In Scotland the dish is ordered in a grammar of its own. You ask for a roll and black pudding, or a roll and pudding, the same way you ask for a roll and sausage or a roll and square, the filling named after the bread in a fixed two-word order at the counter of a dedicated roll shop. The bread is a morning roll, a softie or Glasgow roll, soft and floury and bought warm from the baker early, and a fried egg added on top makes it a roll and pudding and egg without changing the form. South of the border the same thing is a bap or a barm or a cob filled at a greasy spoon, the regional word for the roll shifting town by town while the build holds steady.

Its relatives are the rest of the fried breakfast, each carried into the same roll. A roll and sausage takes a Lorne square or a link; a bacon roll takes back rashers; the full breakfast roll piles sausage, bacon, pudding, and egg into one long demi-baguette at once. The pairing nearest to this one is bacon and egg, which leans on the same broken yolk but answers a chewy salty rasher rather than a crumbly slice, so the egg there is a partner and here it is a fix. Left flat on a plate, black pudding is one component among the rashers and the beans; lifted into a roll with an egg broken over it, it becomes a sandwich the yolk is engineered to hold together.

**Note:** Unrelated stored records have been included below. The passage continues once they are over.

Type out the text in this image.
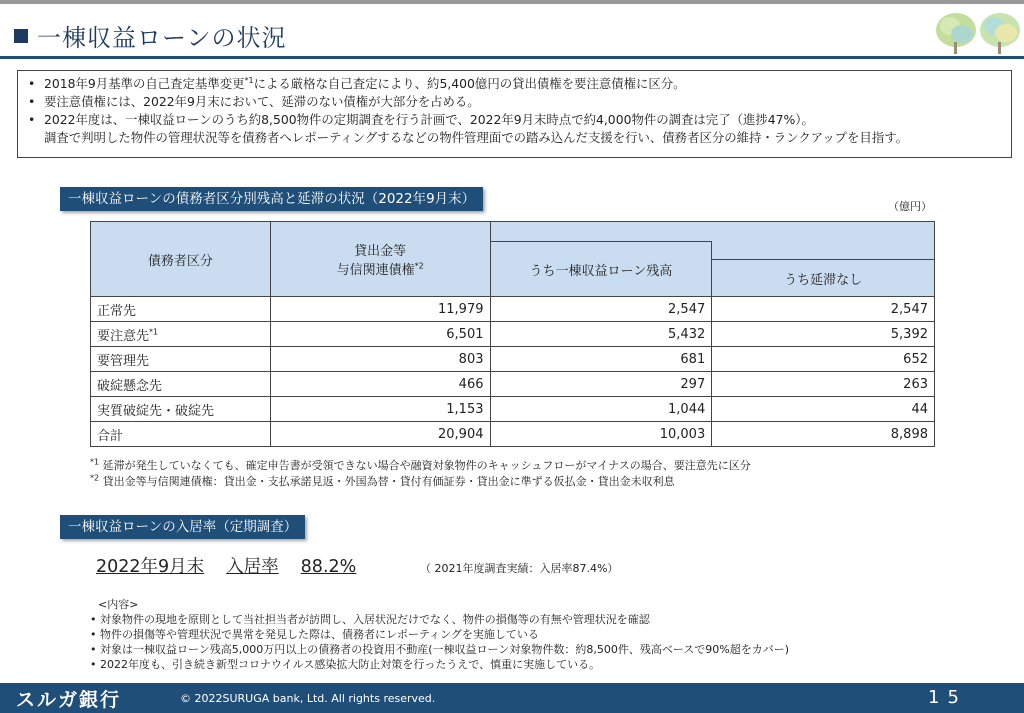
一棟収益ローンの状況
• 2018年9月基準の自己査定基準変更$^{*1}$による厳格な自己査定により、約5,400億円の貸出債権を要注意債権に区分。
• 要注意債権には、2022年9月末において、延滞のない債権が大部分を占める。
• 2022年度は、一棟収益ローンのうち約8,500物件の定期調査を行う計画で、2022年9月末時点で約4,000物件の調査は完了（進捗47%）。
調査で判明した物件の管理状況等を債務者へレポーティングするなどの物件管理面での踏み込んだ支援を行い、債務者区分の維持・ランクアップを目指す。
一棟収益ローンの債務者区分別残高と延滞の状況（2022年9月末）	（億円）
債務者区分	貸出金等
与信関連債権$^{*2}$

		うち一棟収益ローン残高	
			うち延滞なし
正常先	11,979	2,547	2,547
要注意先$^{*1}$	6,501	5,432	5,392
要管理先	803	681	652
破綻懸念先	466	297	263
実質破綻先・破綻先	1,153	1,044	44
合計	20,904	10,003	8,898
$^{*1}$ 延滞が発生していなくても、確定申告書が受領できない場合や融資対象物件のキャッシュフローがマイナスの場合、要注意先に区分
$^{*2}$ 貸出金等与信関連債権：貸出金・支払承諾見返・外国為替・貸付有価証券・貸出金に準ずる仮払金・貸出金未収利息
一棟収益ローンの入居率（定期調査）
2022年9月末 入居率 88.2%	（ 2021年度調査実績：入居率87.4%）
<内容>
• 対象物件の現地を原則として当社担当者が訪問し、入居状況だけでなく、物件の損傷等の有無や管理状況を確認
• 物件の損傷等や管理状況で異常を発見した際は、債務者にレポーティングを実施している
• 対象は一棟収益ローン残高5,000万円以上の債務者の投資用不動産(一棟収益ローン対象物件数：約8,500件、残高ベースで90%超をカバー)
• 2022年度も、引き続き新型コロナウイルス感染拡大防止対策を行ったうえで、慎重に実施している。
スルガ銀行	© 2022SURUGA bank, Ltd. All rights reserved.	15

The Breakfast Plate Folded Into a Roll

The black pudding and egg roll carries no inventor and no first date in any record, because it is simply the cooked breakfast made portable, and its components are far older than the habit of folding them into bread. What can be placed is the bread that carries it: the morning roll is a long-standing fixture of Scottish bakeries, and a network of café and "roll shop" counters built their trade on selling it hot and filled to order, the soft floury roll bought fresh in the morning and the filling called out across the counter.

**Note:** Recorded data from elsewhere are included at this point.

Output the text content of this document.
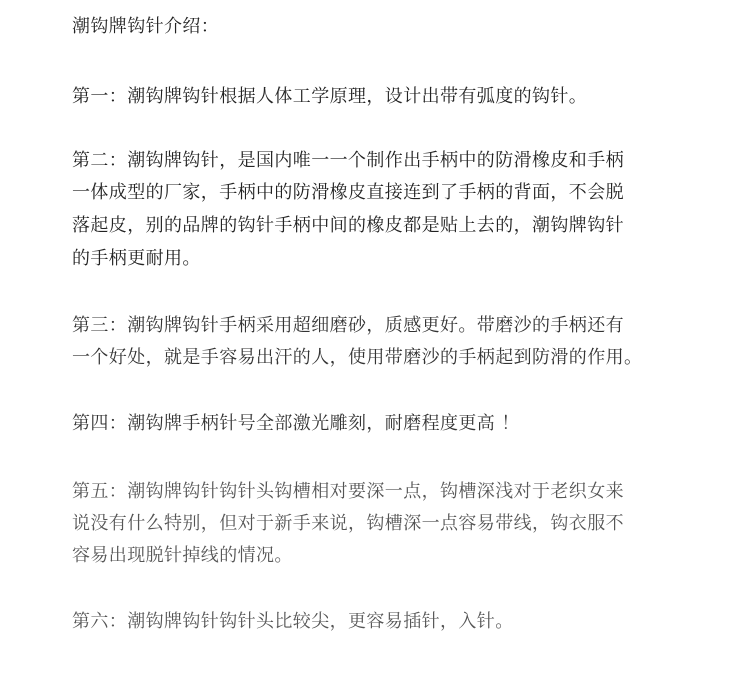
潮钩牌钩针介绍：
第一：潮钩牌钩针根据人体工学原理，设计出带有弧度的钩针。
第二：潮钩牌钩针，是国内唯一一个制作出手柄中的防滑橡皮和手柄
一体成型的厂家，手柄中的防滑橡皮直接连到了手柄的背面，不会脱
落起皮，别的品牌的钩针手柄中间的橡皮都是贴上去的，潮钩牌钩针
的手柄更耐用。
第三：潮钩牌钩针手柄采用超细磨砂，质感更好。带磨沙的手柄还有
一个好处，就是手容易出汗的人，使用带磨沙的手柄起到防滑的作用。
第四：潮钩牌手柄针号全部激光雕刻，耐磨程度更高 ！
第五：潮钩牌钩针钩针头钩槽相对要深一点，钩槽深浅对于老织女来
说没有什么特别，但对于新手来说，钩槽深一点容易带线，钩衣服不
容易出现脱针掉线的情况。
第六：潮钩牌钩针钩针头比较尖，更容易插针，入针。
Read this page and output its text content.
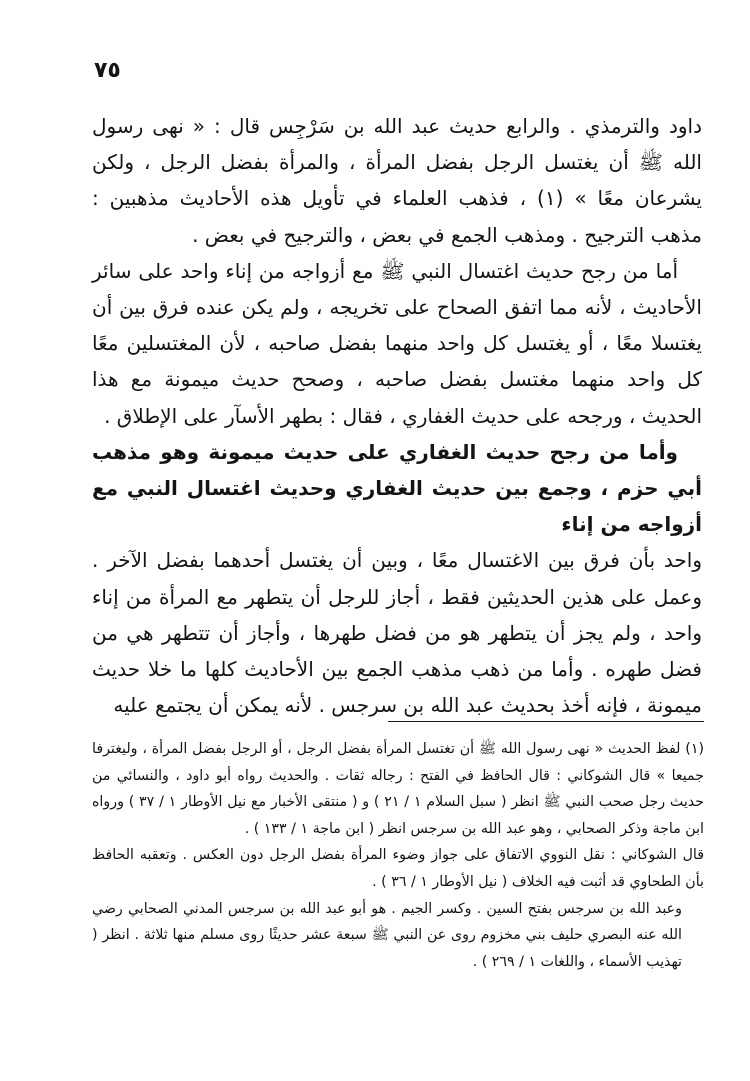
٧٥

داود والترمذي . والرابع حديث عبد الله بن سَرْجِس قال : « نهى رسول الله ﷺ أن يغتسل الرجل بفضل المرأة ، والمرأة بفضل الرجل ، ولكن يشرعان معًا » (١) ، فذهب العلماء في تأويل هذه الأحاديث مذهبين : مذهب الترجيح . ومذهب الجمع في بعض ، والترجيح في بعض .

أما من رجح حديث اغتسال النبي ﷺ مع أزواجه من إناء واحد على سائر الأحاديث ، لأنه مما اتفق الصحاح على تخريجه ، ولم يكن عنده فرق بين أن يغتسلا معًا ، أو يغتسل كل واحد منهما بفضل صاحبه ، لأن المغتسلين معًا كل واحد منهما مغتسل بفضل صاحبه ، وصحح حديث ميمونة مع هذا الحديث ، ورجحه على حديث الغفاري ، فقال : بطهر الأسآر على الإطلاق .

وأما من رجح حديث الغفاري على حديث ميمونة وهو مذهب أبي حزم ، وجمع بين حديث الغفاري وحديث اغتسال النبي مع أزواجه من إناء

واحد بأن فرق بين الاغتسال معًا ، وبين أن يغتسل أحدهما بفضل الآخر . وعمل على هذين الحديثين فقط ، أجاز للرجل أن يتطهر مع المرأة من إناء واحد ، ولم يجز أن يتطهر هو من فضل طهرها ، وأجاز أن تتطهر هي من فضل طهره . وأما من ذهب مذهب الجمع بين الأحاديث كلها ما خلا حديث ميمونة ، فإنه أخذ بحديث عبد الله بن سرجس . لأنه يمكن أن يجتمع عليه

(١) لفظ الحديث « نهى رسول الله ﷺ أن تغتسل المرأة بفضل الرجل ، أو الرجل بفضل المرأة ، وليغترفا جميعا » قال الشوكاني : قال الحافظ في الفتح : رجاله ثقات . والحديث رواه أبو داود ، والنسائي من حديث رجل صحب النبي ﷺ انظر ( سبل السلام ١ / ٢١ ) و ( منتقى الأخبار مع نيل الأوطار ١ / ٣٧ ) ورواه ابن ماجة وذكر الصحابي ، وهو عبد الله بن سرجس انظر ( ابن ماجة ١ / ١٣٣ ) .

قال الشوكاني : نقل النووي الاتفاق على جواز وضوء المرأة بفضل الرجل دون العكس . وتعقبه الحافظ بأن الطحاوي قد أثبت فيه الخلاف ( نيل الأوطار ١ / ٣٦ ) .

وعبد الله بن سرجس بفتح السين . وكسر الجيم . هو أبو عبد الله بن سرجس المدني الصحابي رضي الله عنه البصري حليف بني مخزوم روى عن النبي ﷺ سبعة عشر حديثًا روى مسلم منها ثلاثة . انظر ( تهذيب الأسماء ، واللغات ١ / ٢٦٩ ) .
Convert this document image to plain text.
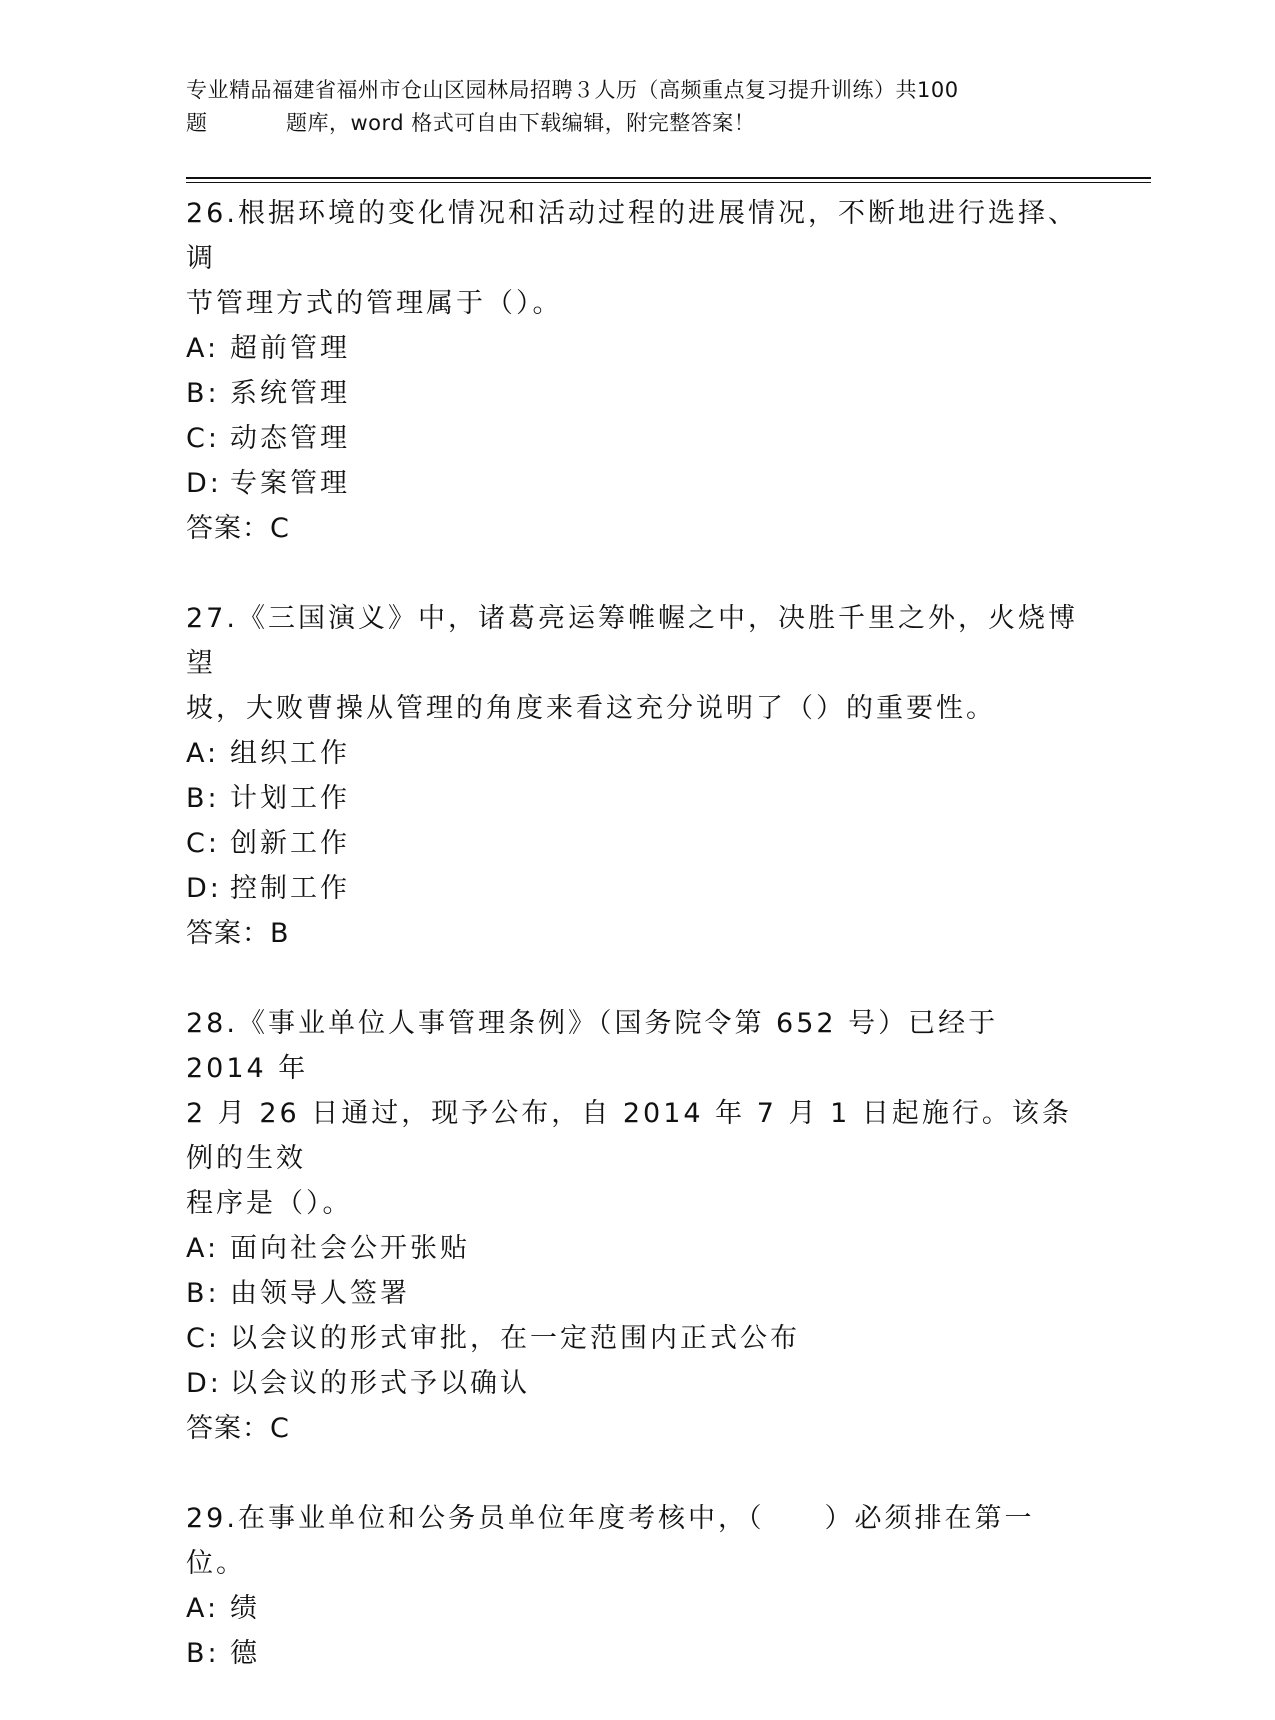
专业精品福建省福州市仓山区园林局招聘３人历（高频重点复习提升训练）共100
题	题库，word 格式可自由下载编辑，附完整答案！
26.根据环境的变化情况和活动过程的进展情况，不断地进行选择、调
节管理方式的管理属于（）。
A: 超前管理
B: 系统管理
C: 动态管理
D: 专案管理
答案：C
27.《三国演义》中，诸葛亮运筹帷幄之中，决胜千里之外，火烧博望
坡，大败曹操从管理的角度来看这充分说明了（）的重要性。
A: 组织工作
B: 计划工作
C: 创新工作
D: 控制工作
答案：B
28.《事业单位人事管理条例》（国务院令第 652 号）已经于 2014 年
2 月 26 日通过，现予公布，自 2014 年 7 月 1 日起施行。该条例的生效
程序是（）。
A: 面向社会公开张贴
B: 由领导人签署
C: 以会议的形式审批，在一定范围内正式公布
D: 以会议的形式予以确认
答案：C
29.在事业单位和公务员单位年度考核中，（　　）必须排在第一位。
A: 绩
B: 德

The wider form has a documented cultural moment, and it belongs to the breakfast roll as a family rather than to any single filling. Across Britain and Ireland the fried breakfast in a roll became the working day's portable meal, the egg-and-pudding version its quieter everyday end, a cooked breakfast carried out the door with the yolk doing the work a fork would do on a plate. The loud end is the one that left a record: in Ireland the breakfast roll acquired an anthem during the Celtic Tiger boom when the comedian Pat Shortt released "Jumbo Breakfast Roll" on 16 February 2006, a novelty song that went to number one in the Republic of Ireland, held the top for six weeks, and finished as the best-selling Irish single of the year.